From 1974 to 2004, the rate of abortion fell among teenagers, declining 33 to 17 percent among women younger than 20, and 15 to 6 percent among those younger than 18.

But the rate of abortion increased among women in their 20s and 30s. Women who chose abortion are more likely to have children already and 47 percent who had an abortion said they had undergone the procedure before. Also, more women obtaining abortions are poor or low-income, according to the study.

The report showed a decline in abortion rates across racial and ethnic groups. However, Hispanic and black women were more likely to have an abortion, at rates three to five times the rate of white women.

"We know from other research that having lower income makes a woman more likely to get an abortion. Women of color tend to be lower-income, and so in turn when confronted with an unintended pregnancy are more likely to have an abortion," said Jones, according to The Washington Post.

Tony Perkins, president of Family Research Council, attributed the disparity to Planned Parenthood, the nation's largest abortion provider.

"Planned Parenthood has preyed on minorities since its founder advocated negative eugenics! If Congress truly wants across-the-board reductions in abortion, our leaders will have to stop funding its biggest provider," said Perkins.

Michael J. New, an assistant professor of political science at the University of Alabama who works with the Family Research Council, told the Post that pro-life legislation makes a difference in abortion rates.

"The states with the most active pro-life laws have seen the biggest abortion declines," he said, noting that increased contraceptive use, more teenagers delaying sex and state laws requiring parental consent have all played a role in reducing teen pregnancies.

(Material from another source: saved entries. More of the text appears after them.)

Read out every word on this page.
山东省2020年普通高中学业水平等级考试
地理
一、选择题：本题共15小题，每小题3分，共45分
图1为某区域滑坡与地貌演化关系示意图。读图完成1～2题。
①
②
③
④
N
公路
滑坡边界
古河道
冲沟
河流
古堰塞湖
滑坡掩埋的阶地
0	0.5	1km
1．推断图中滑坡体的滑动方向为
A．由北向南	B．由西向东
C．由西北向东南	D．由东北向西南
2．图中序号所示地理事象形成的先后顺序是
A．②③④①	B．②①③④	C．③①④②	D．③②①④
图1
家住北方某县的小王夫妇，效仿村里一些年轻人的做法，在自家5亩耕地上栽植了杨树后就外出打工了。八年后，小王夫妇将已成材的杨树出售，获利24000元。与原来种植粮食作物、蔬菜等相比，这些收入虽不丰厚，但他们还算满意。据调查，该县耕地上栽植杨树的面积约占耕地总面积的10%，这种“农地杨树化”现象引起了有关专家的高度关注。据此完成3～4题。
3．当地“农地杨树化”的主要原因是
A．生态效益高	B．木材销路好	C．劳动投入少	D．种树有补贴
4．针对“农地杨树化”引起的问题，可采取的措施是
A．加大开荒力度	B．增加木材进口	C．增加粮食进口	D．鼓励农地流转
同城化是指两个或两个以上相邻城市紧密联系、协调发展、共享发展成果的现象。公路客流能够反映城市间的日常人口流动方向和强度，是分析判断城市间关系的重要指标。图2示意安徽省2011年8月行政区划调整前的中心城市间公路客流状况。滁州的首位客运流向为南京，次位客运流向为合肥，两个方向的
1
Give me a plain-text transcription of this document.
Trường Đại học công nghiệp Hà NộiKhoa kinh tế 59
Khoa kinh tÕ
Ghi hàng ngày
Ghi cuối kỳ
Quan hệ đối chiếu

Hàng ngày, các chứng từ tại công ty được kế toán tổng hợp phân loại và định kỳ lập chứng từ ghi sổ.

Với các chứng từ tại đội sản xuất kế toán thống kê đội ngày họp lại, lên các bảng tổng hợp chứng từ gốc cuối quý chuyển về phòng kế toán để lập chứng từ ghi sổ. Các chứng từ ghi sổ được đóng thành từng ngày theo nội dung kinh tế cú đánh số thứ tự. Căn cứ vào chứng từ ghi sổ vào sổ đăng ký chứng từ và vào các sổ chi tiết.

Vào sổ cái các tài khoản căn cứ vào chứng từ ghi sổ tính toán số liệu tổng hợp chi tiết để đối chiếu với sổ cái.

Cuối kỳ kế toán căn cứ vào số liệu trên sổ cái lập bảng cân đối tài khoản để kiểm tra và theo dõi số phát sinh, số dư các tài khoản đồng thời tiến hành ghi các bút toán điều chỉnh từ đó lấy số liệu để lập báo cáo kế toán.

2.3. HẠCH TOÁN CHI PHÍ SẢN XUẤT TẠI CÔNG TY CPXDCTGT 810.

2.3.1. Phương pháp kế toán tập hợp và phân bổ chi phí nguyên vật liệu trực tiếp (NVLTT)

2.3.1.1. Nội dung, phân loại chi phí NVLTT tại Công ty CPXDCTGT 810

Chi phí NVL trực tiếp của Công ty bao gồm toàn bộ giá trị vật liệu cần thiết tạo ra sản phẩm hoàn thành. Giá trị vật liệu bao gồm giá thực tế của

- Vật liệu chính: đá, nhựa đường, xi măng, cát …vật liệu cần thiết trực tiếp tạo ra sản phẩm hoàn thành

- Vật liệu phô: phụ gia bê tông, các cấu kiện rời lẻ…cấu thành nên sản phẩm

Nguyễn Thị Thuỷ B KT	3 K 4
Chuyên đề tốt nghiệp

The Guttmacher Institute was originally founded as the Center for Family Planning Program Development and constituted as a semiautonomous division of Planned Parenthood. The early development of the Institute was nurtured by Alan F. Guttmacher, who served as PPFA's president for more than a decade, according to the Guttmacher Institute website. The institute later became an independent, not-for-profit corporation in 1977 and remains a "special affiliate" of PPFA.